F-22 Raptor mampu mendeteksi musuh di radar dari jarak 150 mil jauhnya tetapi musuh tidak bisa melihatnya sampai rudal melesat menuju mereka dengan kecepatan supersonik.
Selama hampir dua dekade, mesin ini mendominasi langit bukan karena memiliki mesin paling kuat atau muatan terbesar melainkan karena sesuatu yang lebih fundamental.
Pesawat ini bisa melihat tanpa terlihat yang memberikan keunggulan psikologis dan taktis luar biasa di medan pertempuran udara modern yang semakin kompleks.
Pilot demi pilot yang bertransisi ke F-22 menggambarkan sensasi yang sama yaitu terbang dalam dimensi di mana tidak ada yang bisa menyentuh Anda.
Kapten James Mitchell mengatakan dalam wawancara eksklusif Angkatan Udara bahwa ketika Anda di kokpit itu, Anda tidak terbang di atas wilayah musuh melainkan terbang melalui dunia mereka secara tak terlihat karena mereka tidak bisa menargetkan apa yang tidak bisa mereka lihat dengan radar konvensional.
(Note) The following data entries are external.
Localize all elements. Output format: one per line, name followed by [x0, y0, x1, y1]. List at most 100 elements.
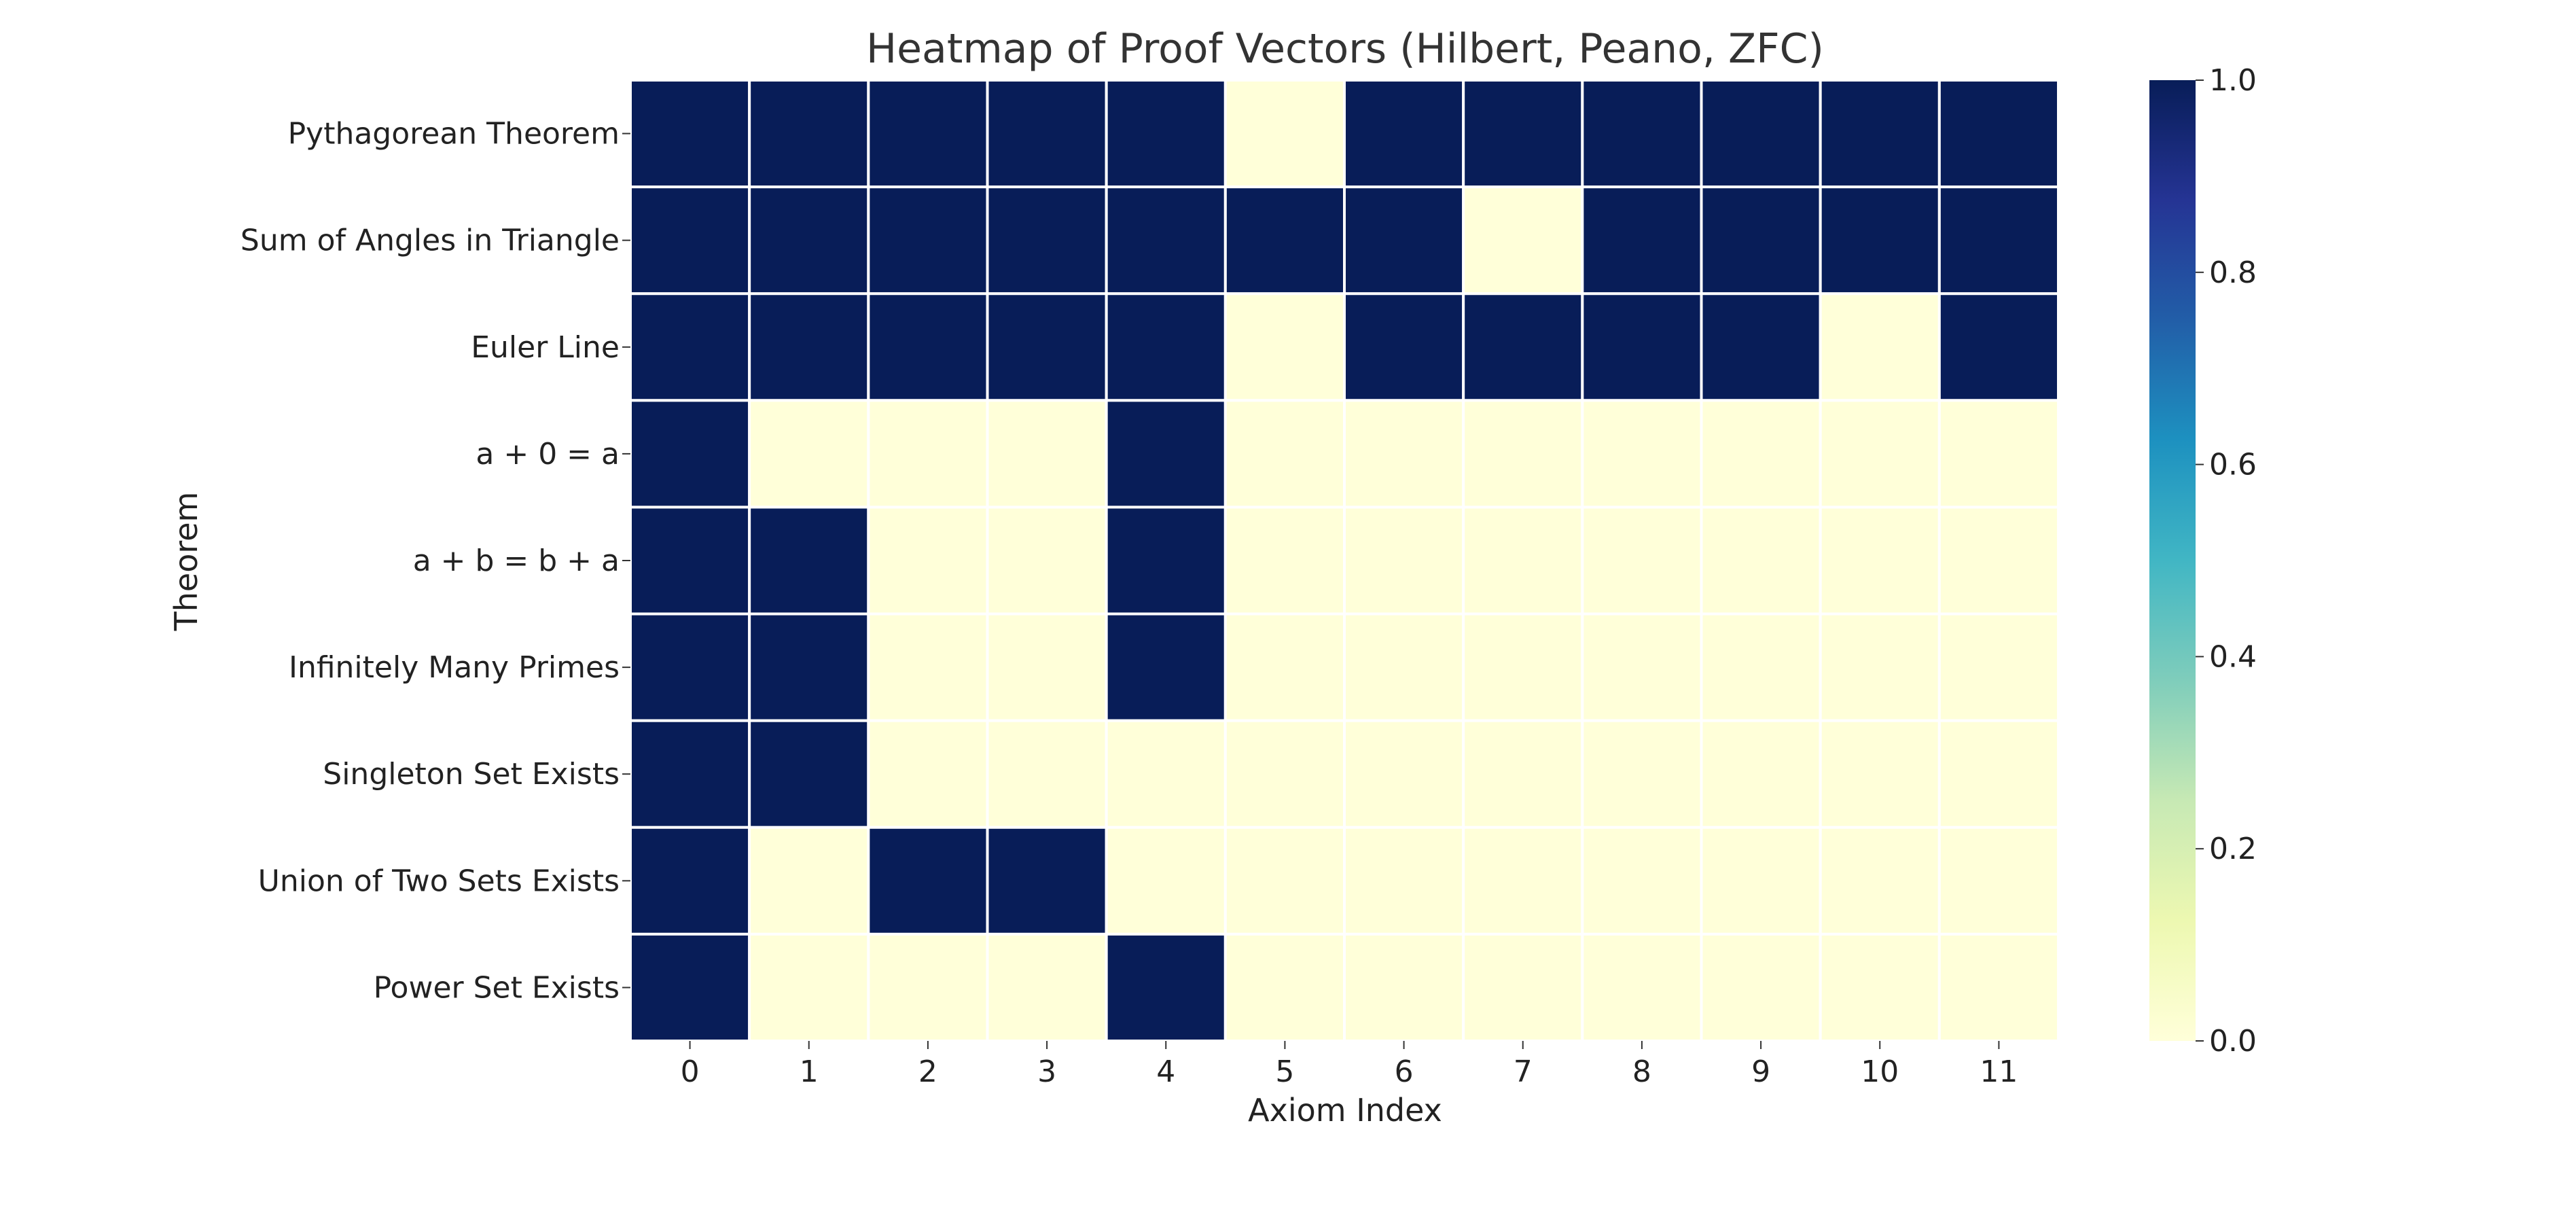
x-tick-label: 8 — [1632, 1054, 1651, 1089]
y-tick-label: Union of Two Sets Exists — [258, 864, 620, 898]
heatmap-cell — [1700, 185, 1822, 296]
heatmap-cell — [1819, 932, 1941, 1043]
heatmap-cell — [1343, 612, 1465, 722]
x-tick-label: 2 — [918, 1054, 937, 1089]
heatmap-cell — [629, 719, 751, 829]
heatmap-cell — [867, 185, 989, 296]
heatmap-cell — [1462, 399, 1584, 509]
heatmap-cell — [1223, 292, 1346, 402]
heatmap-cell — [1223, 826, 1346, 936]
y-tick-label: Euler Line — [471, 330, 620, 365]
heatmap-cell — [986, 79, 1108, 189]
heatmap-cell — [1343, 79, 1465, 189]
heatmap-cell — [1581, 399, 1703, 509]
heatmap-cells — [629, 79, 2060, 1043]
heatmap-cell — [1105, 932, 1227, 1043]
heatmap-cell — [629, 826, 751, 936]
colorbar-tick-label: 0.4 — [2209, 639, 2257, 674]
heatmap-cell — [1819, 506, 1941, 616]
x-tick-label: 1 — [800, 1054, 819, 1089]
colorbar-tick-label: 0.0 — [2209, 1024, 2257, 1059]
heatmap-cell — [1223, 719, 1346, 829]
heatmap-cell — [1581, 292, 1703, 402]
heatmap-cell — [748, 506, 870, 616]
heatmap-cell — [1700, 932, 1822, 1043]
heatmap-cell — [1343, 399, 1465, 509]
y-tick-label: Power Set Exists — [374, 970, 620, 1005]
heatmap-cell — [1462, 79, 1584, 189]
y-tick-label: Singleton Set Exists — [323, 757, 620, 792]
heatmap-cell — [867, 399, 989, 509]
heatmap-cell — [629, 506, 751, 616]
heatmap-cell — [1223, 185, 1346, 296]
heatmap-cell — [1700, 292, 1822, 402]
heatmap-cell — [1223, 79, 1346, 189]
heatmap-cell — [748, 185, 870, 296]
heatmap-cell — [1700, 506, 1822, 616]
heatmap-cell — [748, 719, 870, 829]
heatmap-cell — [1462, 292, 1584, 402]
x-tick-label: 6 — [1395, 1054, 1414, 1089]
heatmap-cell — [1462, 932, 1584, 1043]
heatmap-cell — [1343, 506, 1465, 616]
heatmap-cell — [867, 932, 989, 1043]
heatmap-cell — [748, 399, 870, 509]
heatmap-cell — [629, 292, 751, 402]
heatmap-cell — [1937, 932, 2060, 1043]
heatmap-cell — [1223, 932, 1346, 1043]
heatmap-cell — [1462, 719, 1584, 829]
x-axis-label: Axiom Index — [1248, 1092, 1442, 1129]
heatmap-cell — [1581, 826, 1703, 936]
heatmap-cell — [867, 612, 989, 722]
heatmap-cell — [867, 719, 989, 829]
heatmap-cell — [986, 185, 1108, 296]
heatmap-cell — [1819, 826, 1941, 936]
heatmap-cell — [1105, 399, 1227, 509]
heatmap-cell — [1223, 506, 1346, 616]
heatmap-cell — [1819, 719, 1941, 829]
heatmap-cell — [867, 826, 989, 936]
heatmap-cell — [1343, 826, 1465, 936]
heatmap-cell — [1937, 719, 2060, 829]
y-tick-label: a + b = b + a — [413, 544, 620, 578]
heatmap-cell — [748, 292, 870, 402]
heatmap-cell — [629, 79, 751, 189]
heatmap-cell — [986, 612, 1108, 722]
colorbar-tick-label: 0.2 — [2209, 832, 2257, 866]
heatmap-cell — [1937, 826, 2060, 936]
colorbar-tick-label: 0.8 — [2209, 255, 2257, 290]
heatmap-cell — [1105, 826, 1227, 936]
heatmap-cell — [1105, 185, 1227, 296]
heatmap-cell — [1343, 719, 1465, 829]
heatmap-cell — [986, 292, 1108, 402]
heatmap-cell — [748, 79, 870, 189]
heatmap-cell — [1937, 399, 2060, 509]
x-tick-label: 4 — [1156, 1054, 1175, 1089]
heatmap-cell — [1937, 506, 2060, 616]
heatmap-cell — [1462, 506, 1584, 616]
heatmap-cell — [1581, 506, 1703, 616]
heatmap-cell — [1937, 185, 2060, 296]
x-axis-ticks: 0 1 2 3 4 5 6 7 8 9 10 11 — [681, 1041, 2018, 1089]
heatmap-cell — [1462, 612, 1584, 722]
colorbar-tick-label: 1.0 — [2209, 63, 2257, 98]
heatmap-cell — [867, 292, 989, 402]
heatmap-cell — [1700, 612, 1822, 722]
heatmap-cell — [1462, 185, 1584, 296]
heatmap-cell — [986, 399, 1108, 509]
y-tick-label: a + 0 = a — [476, 437, 620, 472]
x-tick-label: 11 — [1980, 1054, 2018, 1089]
colorbar-ticks: 0.0 0.2 0.4 0.6 0.8 1.0 — [2196, 63, 2257, 1059]
heatmap-cell — [629, 612, 751, 722]
heatmap-cell — [1581, 719, 1703, 829]
heatmap-cell — [1937, 79, 2060, 189]
heatmap-cell — [1700, 79, 1822, 189]
x-tick-label: 10 — [1861, 1054, 1899, 1089]
heatmap-cell — [1937, 612, 2060, 722]
x-tick-label: 5 — [1275, 1054, 1294, 1089]
x-tick-label: 7 — [1514, 1054, 1533, 1089]
heatmap-cell — [1819, 399, 1941, 509]
heatmap-cell — [748, 826, 870, 936]
heatmap-cell — [1937, 292, 2060, 402]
Dirangkum dari channel YouTube Crash Course Aviation, sesuatu yang meresahkan mulai terjadi di ruang perang Pentagon dengan laporan intelijen berdatangan.
China telah mengerahkan J-20 sebagai pesawat siluman mereka sendiri sementara Rusia meluncurkan sistem pertahanan udara S-500, rudal hipersonik, dan yang lebih mengkhawatirkan adalah jaringan radar terdistribusi yang dirancang khusus untuk memburu pesawat siluman dengan sistem redundan yang bisa melihat menembus teknologi siluman.
Program Phoenix Pentagon
Pada 2021, inisiatif rahasia bernama Program Phoenix dimulai sebagai perombakan radikal kemampuan F-22 tanpa mendesain ulang jet sepenuhnya dengan biaya lebih efisien.
Strategi memiliki tiga pilar utama yaitu pertama memperbarui suite avionik sebagai otak pesawat dengan sistem sensor dan daya komputasi yang serius untuk menghadapi ancaman modern.
Kedua mengintegrasikan senjata baru karena jet yang dirancang untuk membawa rudal dari era berbeda memerlukan akses ke sistem udara-ke-udara terbaru yang lebih mematikan.
Ketiga dan paling kontroversial adalah memperkenalkan integrasi machine learning dan AI yang memungkinkan F-22 beroperasi dengan swarm otonom untuk memprediksi pergerakan musuh dan membuat keputusan taktis dalam sepersekian detik yang krusial.